Cuando conocemos a alguien, no podemos hacer muchos juicios ni etiquetarla ya que no tenemos elementos, y es entonces que podemos verla tal y como es. Ellos, a su vez, nos ven de la misma manera. No saben si siempre te han etiquetado como: “la floja”, “el egoísta” o “el impuntual”. Eres la persona con la que están hablando en ese momento, nada más. No sabes si vas a volver a ver a esa persona o no. En muchas ocasiones esos encuentros no volverán a repetirse. Por ello, puedes darte el lujo de decir lo que piensas sin tapujos y de ser como verdaderamente eres. Escuchas sus palabras libres de juicios, etiquetas y máscaras. Por eso te parecen tan sabias.

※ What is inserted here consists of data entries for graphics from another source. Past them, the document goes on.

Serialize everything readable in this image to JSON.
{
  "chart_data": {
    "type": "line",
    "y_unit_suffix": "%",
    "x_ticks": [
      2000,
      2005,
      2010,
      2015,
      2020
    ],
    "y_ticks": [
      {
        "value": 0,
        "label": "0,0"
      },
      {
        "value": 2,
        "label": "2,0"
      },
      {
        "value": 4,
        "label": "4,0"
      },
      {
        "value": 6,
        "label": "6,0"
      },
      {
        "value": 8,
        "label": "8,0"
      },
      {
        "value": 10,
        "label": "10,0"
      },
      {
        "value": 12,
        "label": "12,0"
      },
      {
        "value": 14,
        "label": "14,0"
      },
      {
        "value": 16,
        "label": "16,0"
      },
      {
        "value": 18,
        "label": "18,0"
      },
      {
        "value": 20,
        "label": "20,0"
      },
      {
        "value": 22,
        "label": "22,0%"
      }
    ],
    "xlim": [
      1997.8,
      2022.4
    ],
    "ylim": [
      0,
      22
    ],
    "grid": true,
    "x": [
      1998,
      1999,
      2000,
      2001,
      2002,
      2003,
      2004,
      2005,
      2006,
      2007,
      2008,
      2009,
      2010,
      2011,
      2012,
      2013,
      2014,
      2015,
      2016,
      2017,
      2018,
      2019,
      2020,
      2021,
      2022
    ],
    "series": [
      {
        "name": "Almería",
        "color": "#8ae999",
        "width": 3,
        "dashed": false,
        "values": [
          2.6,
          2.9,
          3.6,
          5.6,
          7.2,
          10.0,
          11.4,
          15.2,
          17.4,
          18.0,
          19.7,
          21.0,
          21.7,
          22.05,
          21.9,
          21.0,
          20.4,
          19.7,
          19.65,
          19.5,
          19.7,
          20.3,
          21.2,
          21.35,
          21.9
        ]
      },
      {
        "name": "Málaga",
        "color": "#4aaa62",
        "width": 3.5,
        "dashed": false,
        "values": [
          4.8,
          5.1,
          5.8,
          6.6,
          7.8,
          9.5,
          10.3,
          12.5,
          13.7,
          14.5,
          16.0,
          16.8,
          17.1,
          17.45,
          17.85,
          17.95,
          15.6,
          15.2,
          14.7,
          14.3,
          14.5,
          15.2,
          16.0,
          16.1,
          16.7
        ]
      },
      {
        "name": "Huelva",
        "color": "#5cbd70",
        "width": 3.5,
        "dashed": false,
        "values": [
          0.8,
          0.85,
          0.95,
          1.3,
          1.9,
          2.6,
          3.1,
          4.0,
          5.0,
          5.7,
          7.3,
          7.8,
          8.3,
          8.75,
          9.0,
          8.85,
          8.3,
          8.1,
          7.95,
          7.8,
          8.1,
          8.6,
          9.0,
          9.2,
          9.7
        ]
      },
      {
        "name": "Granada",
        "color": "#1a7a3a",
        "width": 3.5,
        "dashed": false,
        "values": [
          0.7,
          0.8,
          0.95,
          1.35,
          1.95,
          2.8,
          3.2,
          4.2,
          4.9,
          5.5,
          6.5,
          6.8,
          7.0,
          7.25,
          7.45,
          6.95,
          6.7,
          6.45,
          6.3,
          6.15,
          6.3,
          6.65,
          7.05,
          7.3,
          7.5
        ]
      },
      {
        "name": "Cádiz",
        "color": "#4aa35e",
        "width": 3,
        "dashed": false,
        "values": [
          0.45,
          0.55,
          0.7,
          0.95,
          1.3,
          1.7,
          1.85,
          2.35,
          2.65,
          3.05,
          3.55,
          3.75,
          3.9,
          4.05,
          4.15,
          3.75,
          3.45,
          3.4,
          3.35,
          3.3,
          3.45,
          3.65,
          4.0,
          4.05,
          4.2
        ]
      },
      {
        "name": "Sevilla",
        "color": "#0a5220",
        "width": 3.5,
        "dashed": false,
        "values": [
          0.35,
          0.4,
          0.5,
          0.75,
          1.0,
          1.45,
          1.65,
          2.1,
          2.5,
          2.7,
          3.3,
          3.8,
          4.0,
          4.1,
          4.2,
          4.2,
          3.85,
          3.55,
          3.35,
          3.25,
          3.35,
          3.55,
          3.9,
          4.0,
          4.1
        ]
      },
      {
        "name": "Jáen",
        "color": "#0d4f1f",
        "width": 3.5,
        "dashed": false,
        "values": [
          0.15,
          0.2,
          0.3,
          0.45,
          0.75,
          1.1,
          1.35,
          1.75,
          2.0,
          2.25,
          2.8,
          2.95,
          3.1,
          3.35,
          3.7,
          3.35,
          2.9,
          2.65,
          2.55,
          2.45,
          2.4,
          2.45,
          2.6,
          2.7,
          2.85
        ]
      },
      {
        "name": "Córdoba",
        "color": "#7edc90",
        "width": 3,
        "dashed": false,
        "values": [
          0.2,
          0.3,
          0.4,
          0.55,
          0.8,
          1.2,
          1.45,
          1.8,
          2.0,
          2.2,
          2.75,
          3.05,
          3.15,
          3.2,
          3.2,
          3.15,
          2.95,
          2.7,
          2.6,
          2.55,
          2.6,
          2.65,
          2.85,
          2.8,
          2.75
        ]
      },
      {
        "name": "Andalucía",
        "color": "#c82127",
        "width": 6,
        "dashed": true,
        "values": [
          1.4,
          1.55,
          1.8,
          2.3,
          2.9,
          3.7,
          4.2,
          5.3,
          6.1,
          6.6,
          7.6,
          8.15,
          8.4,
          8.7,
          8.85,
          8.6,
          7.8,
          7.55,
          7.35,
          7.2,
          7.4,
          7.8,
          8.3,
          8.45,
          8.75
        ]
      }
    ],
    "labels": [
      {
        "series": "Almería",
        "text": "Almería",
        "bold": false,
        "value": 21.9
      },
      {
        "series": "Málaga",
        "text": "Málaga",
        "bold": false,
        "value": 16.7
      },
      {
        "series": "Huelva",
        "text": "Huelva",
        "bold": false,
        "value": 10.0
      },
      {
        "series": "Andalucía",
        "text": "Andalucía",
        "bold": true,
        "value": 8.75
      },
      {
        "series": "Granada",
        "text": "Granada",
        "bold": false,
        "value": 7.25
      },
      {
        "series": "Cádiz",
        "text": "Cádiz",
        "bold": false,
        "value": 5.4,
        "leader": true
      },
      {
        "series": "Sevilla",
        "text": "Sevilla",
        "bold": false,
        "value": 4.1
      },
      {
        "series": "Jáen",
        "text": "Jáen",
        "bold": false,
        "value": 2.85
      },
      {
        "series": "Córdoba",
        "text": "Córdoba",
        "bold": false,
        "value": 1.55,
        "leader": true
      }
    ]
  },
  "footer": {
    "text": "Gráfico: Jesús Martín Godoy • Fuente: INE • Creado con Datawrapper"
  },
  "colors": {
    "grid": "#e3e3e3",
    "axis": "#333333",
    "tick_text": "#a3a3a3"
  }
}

Es triste darnos cuenta de que vemos a quienes nos rodean —que son quienes más queremos— bajo estas máscaras no muy amorosas que nosotros mismos les pusimos. Bajo la máscara de “trabajólico”, “superficial”, “tranquilo” (o lo que ustedes quieran), vemos a nuestros amigos y familiares. Por supuesto que esto no puede ayudar a las relaciones. Si estás escuchando a tu marido que va a llegar tarde del trabajo —como en el caso de Claudia— con la etiqueta de: “a-este-egoísta-no-le-importa-otra-cosa-más-que-su-trabajo”, lejos de ser solidarios y ofrecernos a hacerle un sándwich para la cena y escuchar sus problemas, el hombre trabajador va a encontrar a una esposa enojada y lista para reclamarle su ausencia o, bien, a una persona indiferente que duerme plácidamente ajena a sus problemas.
No es tarea fácil quitarnos la costumbre de etiquetar y etiquetarnos, claro que no, pero sí es posible hacer un esfuerzo y tratar de ver a otros y a nosotros mismos sin juicios, y prestar atención a las sabias palabras de aquellos que, por no conocernos, pueden hacerlo.